A soli 25 anni ha un curriculum di tutto rispetto: dall'esordio nel 2001 con "I cavalieri che fecero l'impresa" di Avati a "Tre metri sopra il cielo", dal film cult "Gas" a "Io, Don Giovanni" di Carlos Saura, ora nelle sale, mentre il 20 novembre arriva "Ce n'è per tutti" con Ambra, Stefania Sandrelli e Micaela Ramazzotti. Lorenzo Balducci si confessa a Tgcom e anticipa che sarà al centro di un triangolo amoroso nel film di nuovo André Téchiné.

Come sei entrato nel cast di "Io, Don Giovanni"?
Tutto è partito dal casting che si è tenuto a Vienna. Stavo girando "Il sole nero" di Zanussi, ma non volevo perdere l'occasione di poter fare un provino con Carlos Saura.
Cosa ti ha colpito di quei giorni?
Mi hanno vestito, truccato e messo una parrucca come se dovessimo già girare il film. Ammetto che è stato faticoso sostenere la parte, ma alla fine direi che ne è valsa la pena.
Qual è il punto di forza del film di Saura?
Il mio personaggio Emanuele Conegliano, che dopo il battesimo assume il nome di Lorenzo da Ponte, ha una duplice personalità. Tanto dedito nella vita privata al libertinaggio sfrenato e assoluto, tanto pignolo e professionista sul lavoro. Infatti non solo è un poeta che diffonde versi contro la Chiesa ed il potere dell’Inquisizione, ma collabora anche con Mozart diventando così il librettista di opere come "Don Giovanni", "Le Nozze di Figaro" e "Così fan tutte". Poi incontra l'amore con Annetta e decide di dare una svolta alla sua vita...
Il 20 novembre ti vedremo in "Ce n'è per tutti" in cui interpreti un ragazzo molto sensibile...

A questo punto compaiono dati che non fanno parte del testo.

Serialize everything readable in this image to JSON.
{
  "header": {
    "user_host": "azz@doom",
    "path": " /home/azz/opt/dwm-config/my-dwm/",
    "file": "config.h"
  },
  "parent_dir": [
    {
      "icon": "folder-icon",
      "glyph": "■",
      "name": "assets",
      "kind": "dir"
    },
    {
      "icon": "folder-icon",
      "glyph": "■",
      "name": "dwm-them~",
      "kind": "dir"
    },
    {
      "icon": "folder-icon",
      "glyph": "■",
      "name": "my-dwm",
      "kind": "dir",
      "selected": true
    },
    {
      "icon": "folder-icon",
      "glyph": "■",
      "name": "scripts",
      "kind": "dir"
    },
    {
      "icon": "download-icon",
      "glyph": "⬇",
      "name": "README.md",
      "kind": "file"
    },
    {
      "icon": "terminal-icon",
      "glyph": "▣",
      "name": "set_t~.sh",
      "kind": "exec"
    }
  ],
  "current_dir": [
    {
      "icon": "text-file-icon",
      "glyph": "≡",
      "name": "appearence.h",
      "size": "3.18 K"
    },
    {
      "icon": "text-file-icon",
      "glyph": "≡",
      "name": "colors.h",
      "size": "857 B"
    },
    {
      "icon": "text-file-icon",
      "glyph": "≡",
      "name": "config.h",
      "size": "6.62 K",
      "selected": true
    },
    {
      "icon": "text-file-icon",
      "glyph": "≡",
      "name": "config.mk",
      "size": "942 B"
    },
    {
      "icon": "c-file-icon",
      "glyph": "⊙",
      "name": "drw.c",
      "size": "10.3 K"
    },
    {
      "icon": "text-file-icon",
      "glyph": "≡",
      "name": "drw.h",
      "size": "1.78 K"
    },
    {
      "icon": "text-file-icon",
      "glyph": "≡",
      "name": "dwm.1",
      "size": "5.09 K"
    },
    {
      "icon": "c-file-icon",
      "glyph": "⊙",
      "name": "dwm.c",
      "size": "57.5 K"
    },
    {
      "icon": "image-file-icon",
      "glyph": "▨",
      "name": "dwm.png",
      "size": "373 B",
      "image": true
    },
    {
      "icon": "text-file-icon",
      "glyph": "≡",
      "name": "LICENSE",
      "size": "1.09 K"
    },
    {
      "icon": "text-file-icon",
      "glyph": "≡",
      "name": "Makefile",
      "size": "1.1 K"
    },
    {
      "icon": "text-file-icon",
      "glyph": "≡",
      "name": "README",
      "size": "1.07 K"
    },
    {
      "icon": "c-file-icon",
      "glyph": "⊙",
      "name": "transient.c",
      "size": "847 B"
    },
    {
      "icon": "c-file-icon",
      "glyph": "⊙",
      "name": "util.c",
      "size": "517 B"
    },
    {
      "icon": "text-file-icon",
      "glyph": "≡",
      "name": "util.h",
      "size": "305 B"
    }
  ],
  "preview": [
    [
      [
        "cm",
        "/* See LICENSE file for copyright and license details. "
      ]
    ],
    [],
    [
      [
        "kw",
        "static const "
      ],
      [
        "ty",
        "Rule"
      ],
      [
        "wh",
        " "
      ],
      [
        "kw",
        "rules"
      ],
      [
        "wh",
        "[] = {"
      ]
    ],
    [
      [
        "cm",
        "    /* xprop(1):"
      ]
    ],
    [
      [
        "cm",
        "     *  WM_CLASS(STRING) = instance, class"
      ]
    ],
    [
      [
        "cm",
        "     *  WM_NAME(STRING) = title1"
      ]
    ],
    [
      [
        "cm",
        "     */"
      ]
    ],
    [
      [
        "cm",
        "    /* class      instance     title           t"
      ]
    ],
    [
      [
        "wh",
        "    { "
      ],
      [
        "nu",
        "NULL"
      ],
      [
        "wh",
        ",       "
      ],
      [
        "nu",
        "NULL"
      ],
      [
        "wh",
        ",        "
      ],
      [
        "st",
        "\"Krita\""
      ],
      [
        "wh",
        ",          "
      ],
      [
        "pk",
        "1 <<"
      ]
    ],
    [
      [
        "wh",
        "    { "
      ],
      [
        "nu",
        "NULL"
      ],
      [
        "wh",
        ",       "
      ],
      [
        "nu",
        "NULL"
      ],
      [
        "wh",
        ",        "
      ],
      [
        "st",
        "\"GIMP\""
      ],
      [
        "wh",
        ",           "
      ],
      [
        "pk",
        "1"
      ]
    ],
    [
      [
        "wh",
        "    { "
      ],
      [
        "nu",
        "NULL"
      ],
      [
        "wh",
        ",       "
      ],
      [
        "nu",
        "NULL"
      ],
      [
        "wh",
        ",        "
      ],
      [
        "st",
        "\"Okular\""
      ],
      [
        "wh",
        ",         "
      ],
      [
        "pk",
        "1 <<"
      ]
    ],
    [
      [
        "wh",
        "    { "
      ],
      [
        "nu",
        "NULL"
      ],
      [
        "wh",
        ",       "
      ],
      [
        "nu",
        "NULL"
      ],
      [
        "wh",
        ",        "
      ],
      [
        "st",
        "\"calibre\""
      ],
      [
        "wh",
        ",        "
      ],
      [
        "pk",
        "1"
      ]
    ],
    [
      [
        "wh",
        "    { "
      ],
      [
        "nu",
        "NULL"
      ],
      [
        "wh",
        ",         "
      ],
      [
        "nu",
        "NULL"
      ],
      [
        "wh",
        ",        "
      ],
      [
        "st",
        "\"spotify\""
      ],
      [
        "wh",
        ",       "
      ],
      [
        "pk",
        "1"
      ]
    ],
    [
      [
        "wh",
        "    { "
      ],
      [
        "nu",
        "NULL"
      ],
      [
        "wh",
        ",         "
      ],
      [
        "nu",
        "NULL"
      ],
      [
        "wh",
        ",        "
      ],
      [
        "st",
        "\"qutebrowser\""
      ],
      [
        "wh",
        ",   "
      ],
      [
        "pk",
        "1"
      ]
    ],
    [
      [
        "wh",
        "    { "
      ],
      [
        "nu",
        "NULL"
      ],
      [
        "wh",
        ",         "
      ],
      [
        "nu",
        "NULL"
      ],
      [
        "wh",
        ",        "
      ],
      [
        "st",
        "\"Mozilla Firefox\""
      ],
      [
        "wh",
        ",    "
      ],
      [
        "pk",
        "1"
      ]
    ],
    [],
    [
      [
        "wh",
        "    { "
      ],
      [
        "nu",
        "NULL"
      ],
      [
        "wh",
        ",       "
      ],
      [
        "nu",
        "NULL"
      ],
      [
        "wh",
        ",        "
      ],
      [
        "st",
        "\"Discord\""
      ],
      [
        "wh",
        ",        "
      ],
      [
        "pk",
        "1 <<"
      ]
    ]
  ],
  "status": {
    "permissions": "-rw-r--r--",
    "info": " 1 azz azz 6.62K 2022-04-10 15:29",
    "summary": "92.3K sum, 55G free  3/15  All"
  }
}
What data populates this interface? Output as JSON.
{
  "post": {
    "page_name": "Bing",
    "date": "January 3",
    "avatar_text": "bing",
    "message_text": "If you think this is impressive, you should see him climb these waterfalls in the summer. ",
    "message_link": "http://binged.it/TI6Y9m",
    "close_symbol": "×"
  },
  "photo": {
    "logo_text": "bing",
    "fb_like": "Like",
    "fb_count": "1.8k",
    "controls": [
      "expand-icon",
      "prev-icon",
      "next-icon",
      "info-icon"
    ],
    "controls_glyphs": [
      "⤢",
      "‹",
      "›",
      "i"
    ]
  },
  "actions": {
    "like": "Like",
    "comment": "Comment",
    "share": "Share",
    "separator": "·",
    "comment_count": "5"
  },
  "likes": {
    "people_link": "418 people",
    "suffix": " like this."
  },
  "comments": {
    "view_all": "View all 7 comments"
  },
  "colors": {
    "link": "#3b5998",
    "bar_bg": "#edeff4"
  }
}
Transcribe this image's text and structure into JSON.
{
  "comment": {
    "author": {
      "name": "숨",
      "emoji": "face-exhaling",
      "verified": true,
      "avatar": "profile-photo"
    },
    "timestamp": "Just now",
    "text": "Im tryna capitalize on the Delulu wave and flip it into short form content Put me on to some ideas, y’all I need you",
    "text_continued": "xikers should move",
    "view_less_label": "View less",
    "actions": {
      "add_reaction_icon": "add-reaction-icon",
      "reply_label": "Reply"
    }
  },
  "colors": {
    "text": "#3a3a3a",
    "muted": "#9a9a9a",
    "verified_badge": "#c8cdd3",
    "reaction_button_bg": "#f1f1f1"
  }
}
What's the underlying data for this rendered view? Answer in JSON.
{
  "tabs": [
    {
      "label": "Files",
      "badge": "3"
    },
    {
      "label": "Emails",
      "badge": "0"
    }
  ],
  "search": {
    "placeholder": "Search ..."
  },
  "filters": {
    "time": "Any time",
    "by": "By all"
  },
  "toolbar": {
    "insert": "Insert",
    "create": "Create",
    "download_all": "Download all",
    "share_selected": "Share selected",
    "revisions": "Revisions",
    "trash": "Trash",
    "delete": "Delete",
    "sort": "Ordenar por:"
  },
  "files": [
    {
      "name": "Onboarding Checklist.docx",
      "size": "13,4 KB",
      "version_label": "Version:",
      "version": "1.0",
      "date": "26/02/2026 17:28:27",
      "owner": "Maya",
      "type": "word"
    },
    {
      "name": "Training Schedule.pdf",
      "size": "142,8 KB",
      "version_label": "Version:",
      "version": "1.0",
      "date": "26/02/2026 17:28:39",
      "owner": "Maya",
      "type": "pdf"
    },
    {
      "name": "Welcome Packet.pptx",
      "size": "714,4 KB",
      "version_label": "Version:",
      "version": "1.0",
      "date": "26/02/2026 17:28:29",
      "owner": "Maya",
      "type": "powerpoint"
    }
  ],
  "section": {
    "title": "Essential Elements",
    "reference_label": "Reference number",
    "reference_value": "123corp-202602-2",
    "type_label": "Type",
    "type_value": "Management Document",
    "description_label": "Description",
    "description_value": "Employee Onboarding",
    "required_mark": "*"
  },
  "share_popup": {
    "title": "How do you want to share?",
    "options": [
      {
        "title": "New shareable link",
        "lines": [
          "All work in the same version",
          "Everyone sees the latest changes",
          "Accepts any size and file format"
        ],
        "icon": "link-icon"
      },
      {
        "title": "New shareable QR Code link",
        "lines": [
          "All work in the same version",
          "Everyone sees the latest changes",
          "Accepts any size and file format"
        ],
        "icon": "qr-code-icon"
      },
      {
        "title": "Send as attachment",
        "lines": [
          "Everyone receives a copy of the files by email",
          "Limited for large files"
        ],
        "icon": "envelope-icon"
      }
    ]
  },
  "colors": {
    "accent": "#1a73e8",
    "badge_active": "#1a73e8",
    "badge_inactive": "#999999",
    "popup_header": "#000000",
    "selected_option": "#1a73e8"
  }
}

E' la storia di Gianluca un ragazzo che decide di estraniarsi dal mondo che non gli piace e di vivere una vita parallela sul Colosseo. L'unica che lo comprende, e riesce così a entrare nella sua dimensione, è la nonna che ha il volto di Stefania Sandrelli. Grazie a lei con le risate, i racconti e anche una visione realistica della società, Gianluca capisce che si può continuare a vivere in questo mondo ma con onestà. E' una film che sembra una commedia spensierata però di fondo ha un messaggio importante.
Nel cast c'è anche Ambra, cosa puoi raccontarci di lei?
Non l'ho conosciuta molto bene ma ha un bellissimo personaggio. In sostanza è una ragazza che ha valori, modo di vivere e pensieri diametralmente opposti da Gianluca.
Non è finita qui. Dalla tv al cinema con "Le cose che restano" film in quattro puntate di Gianluca Maria Tavarelli. Cosa puoi anticiparci?
Strutturalmente è simile a "La meglio gioventù". Racconta la vita, la storia e le abitudini di una famiglia dell’Italia contemporanea in un arco di tempo di 10 anni. Io sono il fratellino più piccolo di questa famiglia che romperà le scatole continuamente.
Infine l'estero. Dopo "I testimoni" diretto nel 2007, tornerai a lavorare con André Téchiné.
E' un film ispirato al romanzo francese "Gli Imperdonabili" con al centro un triangolo amoroso, ma non posso dire di più.
Concludiamo con "Io, Don Giovanni", cos'hai in comune con Lorenzo da Ponte?
La libertà, il fatto di sentirmi non vincolato da certe situazioni. Tutto questo può essere positivo ma ha anche risvolti negativi talvolta.